Over 60 percent of DevOps teams would sacrifice container security for speed
A new survey of container security from NeuVector shows that 63 percent of respondents would curtail or restrain security measures in order to maintain faster production.
There's also a lack of consensus on who is responsible for securing container environments with 42 percent saying security teams, 30 percent development, and 28 percent operations. This is despite 32 percent saying security is their organization's single most important priority as they roll out containers and Kubernetes initiatives.
"As container security breaches continue to make headlines, we are pleased that a majority of enterprises leveraging containerized environments name security among their highest priorities," says Fei Huang, chief strategy officer, at NeuVector. "At the same time, that fact that a disproportionate number of enterprises would sacrifice security for productivity is both troubling and misguided. We advise organizations to recognize security as essential to the success of their container and Kubernetes implementations, and to select security capabilities that can enable development agility while still achieving fully reliable protection."
Among other findings 61 percent of respondents do use Kubernetes Pod security and/or network security policies, and many supplement those native policies with vulnerability scanning, along with network inspection and blocking.

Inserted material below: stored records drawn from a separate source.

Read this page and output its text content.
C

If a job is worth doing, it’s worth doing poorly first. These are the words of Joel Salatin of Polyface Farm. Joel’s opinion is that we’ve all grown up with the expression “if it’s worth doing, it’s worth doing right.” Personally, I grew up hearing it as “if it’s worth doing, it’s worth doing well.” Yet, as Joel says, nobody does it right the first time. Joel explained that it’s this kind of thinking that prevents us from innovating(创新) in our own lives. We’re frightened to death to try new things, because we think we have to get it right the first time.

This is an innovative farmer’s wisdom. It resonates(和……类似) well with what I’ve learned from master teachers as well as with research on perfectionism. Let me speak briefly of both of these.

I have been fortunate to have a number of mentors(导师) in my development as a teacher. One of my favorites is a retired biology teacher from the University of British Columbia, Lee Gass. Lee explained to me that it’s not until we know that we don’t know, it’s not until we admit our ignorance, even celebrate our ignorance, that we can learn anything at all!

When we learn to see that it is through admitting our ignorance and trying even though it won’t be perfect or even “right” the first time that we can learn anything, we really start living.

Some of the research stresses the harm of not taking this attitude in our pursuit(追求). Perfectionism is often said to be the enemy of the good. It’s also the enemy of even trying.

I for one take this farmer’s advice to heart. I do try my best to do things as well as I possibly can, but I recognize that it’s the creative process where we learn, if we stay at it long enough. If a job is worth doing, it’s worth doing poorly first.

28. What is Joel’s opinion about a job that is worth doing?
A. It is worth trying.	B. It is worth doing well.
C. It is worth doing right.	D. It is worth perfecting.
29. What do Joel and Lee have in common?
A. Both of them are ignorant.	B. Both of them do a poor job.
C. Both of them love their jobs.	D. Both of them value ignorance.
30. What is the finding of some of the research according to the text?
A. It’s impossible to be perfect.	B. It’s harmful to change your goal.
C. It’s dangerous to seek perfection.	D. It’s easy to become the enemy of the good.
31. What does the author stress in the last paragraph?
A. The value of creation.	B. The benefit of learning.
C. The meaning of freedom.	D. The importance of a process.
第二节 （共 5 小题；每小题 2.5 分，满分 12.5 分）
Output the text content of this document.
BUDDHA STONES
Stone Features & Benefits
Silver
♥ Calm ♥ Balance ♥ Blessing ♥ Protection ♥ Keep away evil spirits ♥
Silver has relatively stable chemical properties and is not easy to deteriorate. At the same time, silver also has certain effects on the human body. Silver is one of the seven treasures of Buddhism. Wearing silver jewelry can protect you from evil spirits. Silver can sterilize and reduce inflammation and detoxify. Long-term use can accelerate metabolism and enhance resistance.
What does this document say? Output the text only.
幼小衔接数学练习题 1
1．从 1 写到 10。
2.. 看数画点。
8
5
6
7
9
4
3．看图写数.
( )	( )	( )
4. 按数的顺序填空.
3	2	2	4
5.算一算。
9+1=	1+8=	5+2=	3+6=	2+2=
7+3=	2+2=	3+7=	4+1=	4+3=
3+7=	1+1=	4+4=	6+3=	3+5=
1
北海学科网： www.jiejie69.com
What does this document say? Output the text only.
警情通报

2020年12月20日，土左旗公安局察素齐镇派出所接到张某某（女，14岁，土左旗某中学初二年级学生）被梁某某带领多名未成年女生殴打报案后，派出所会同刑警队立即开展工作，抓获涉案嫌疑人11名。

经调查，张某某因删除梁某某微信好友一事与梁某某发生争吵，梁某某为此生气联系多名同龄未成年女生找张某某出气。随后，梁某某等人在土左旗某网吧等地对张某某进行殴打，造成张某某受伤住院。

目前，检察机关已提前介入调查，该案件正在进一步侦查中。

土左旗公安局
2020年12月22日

To protect critical applications and data when incidents do occur, enterprises are using a broad range of tools and strategies. While Layer 7 network blocking leads the way as a tactic employed by 32 percent of respondents, nearly as many have adopted Layer 3 and 4 network blocking, network packet capture, container process blocking, file access monitoring, or container quarantining.
66 percent name official Kubernetes documentation as their best source of security information, while 41 percent use information from Kubernetes security vendors, and 39 percent turn to documentation from cloud vendors.
The full report is available from the NeuVector site.